Spenny’s Basics | $70 for a plain white tank top? TikTok says it’s okay. We blame Prada for starting this trend.

FOMadonna | We have it. You have a ticket. Enough of the Material Girl posts!

Pencil-thin eyebrows | Trust us millennials: Pinch like Rita Ora and you’ll live to regret it.

Tablescaping | Fireplaces and fireplaces, meaning what you put on your mantel, is the new surface. Stained glass candle holders, dried flowers and donut vases are all over Instagram. Try saving up for a cheaper outlet.

Readings of the week

Refinery29 looks at what happened to Lush bath bomb enthusiasts. Photography: Anastasiia Krivenok/Getty Images

What to click

Piano: Cate Blanchett impresses with power chic fashion in Tár

Hipster: The return of Y2K’s most debauched trend

Dior revives the spirit of Josephine Baker as a beacon on the runway

Gen Z Yellow: Will young people ever embrace the new ‘it’ colour?

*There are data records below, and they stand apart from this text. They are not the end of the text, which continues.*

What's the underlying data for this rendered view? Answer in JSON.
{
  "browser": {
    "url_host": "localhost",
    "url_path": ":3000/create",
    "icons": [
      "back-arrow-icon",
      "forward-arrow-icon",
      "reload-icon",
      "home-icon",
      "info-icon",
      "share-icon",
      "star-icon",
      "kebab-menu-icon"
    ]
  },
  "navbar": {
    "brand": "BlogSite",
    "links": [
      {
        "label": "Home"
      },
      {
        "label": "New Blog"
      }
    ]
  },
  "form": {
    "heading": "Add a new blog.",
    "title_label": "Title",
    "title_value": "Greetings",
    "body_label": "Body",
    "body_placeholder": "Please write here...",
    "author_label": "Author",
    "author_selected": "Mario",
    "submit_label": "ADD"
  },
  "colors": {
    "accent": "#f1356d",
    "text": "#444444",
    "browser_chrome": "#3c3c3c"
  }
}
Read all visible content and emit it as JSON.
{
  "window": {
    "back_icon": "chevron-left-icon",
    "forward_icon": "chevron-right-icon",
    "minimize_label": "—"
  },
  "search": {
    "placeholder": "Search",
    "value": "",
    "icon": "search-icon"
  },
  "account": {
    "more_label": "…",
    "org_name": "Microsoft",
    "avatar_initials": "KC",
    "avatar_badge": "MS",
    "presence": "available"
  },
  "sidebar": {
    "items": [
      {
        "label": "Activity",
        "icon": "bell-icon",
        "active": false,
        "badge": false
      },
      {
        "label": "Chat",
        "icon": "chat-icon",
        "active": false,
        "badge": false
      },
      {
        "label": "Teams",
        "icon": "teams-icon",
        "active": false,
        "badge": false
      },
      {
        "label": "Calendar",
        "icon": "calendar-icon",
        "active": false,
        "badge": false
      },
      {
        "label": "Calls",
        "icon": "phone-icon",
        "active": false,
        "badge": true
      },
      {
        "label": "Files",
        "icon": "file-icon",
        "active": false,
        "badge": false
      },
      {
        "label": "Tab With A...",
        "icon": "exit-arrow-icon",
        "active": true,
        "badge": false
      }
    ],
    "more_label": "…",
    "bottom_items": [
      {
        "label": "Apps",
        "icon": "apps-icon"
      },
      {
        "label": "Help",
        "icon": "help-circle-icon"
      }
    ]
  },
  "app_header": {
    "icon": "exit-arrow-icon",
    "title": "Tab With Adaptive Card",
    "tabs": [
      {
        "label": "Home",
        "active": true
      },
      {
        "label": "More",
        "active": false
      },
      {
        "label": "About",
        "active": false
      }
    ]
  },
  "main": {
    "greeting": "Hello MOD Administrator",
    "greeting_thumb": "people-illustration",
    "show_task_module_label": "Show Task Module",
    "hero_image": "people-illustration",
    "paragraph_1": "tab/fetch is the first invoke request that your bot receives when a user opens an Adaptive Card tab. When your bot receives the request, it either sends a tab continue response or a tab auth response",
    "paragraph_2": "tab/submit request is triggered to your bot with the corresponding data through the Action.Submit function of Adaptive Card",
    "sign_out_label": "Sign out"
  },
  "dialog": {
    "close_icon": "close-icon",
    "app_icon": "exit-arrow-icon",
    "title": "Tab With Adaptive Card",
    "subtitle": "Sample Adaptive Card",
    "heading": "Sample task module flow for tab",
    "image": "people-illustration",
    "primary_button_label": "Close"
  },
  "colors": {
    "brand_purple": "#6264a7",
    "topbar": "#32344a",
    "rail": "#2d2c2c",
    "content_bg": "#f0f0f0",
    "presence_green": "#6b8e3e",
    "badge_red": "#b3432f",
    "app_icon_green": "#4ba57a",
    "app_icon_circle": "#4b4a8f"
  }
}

Paris Men’s Fashion Week AW23: Highlights – in pictures

Style clinic

Jess Cartner-Morley solves your wardrobe dilemmas

President Emmanuel Macron and his wife Brigitte Trogneux

French President Emmanuel Macron and his wife, Brigitte Trogneux. Photography: Chesnot/Getty Images

Q: How should I tie my scarf? Simon, 34, Manchester

A: Great question, Yes. I’m writing this dispatch from the couture shows in Paris, where it’s even colder than in London. Here, everyone folds the scarf lengthwise and joins the two ends through the loop. Yes, exactly like Emmanuel Macron.

I don’t like this look – nothing personal, Monsieur President, I find the asymmetry off-putting – but it has a vaguely refined feel. Here is my alternative suggestion. Start with the scarf draped so it falls evenly on each side, then wrap each length once. Not too tight. Fluff the ends so they aren’t sad and scruffy. Not Rowan Atkinson’s gift wrap in Love Actually, just a little zhuzh. Now run! Or you will miss the train.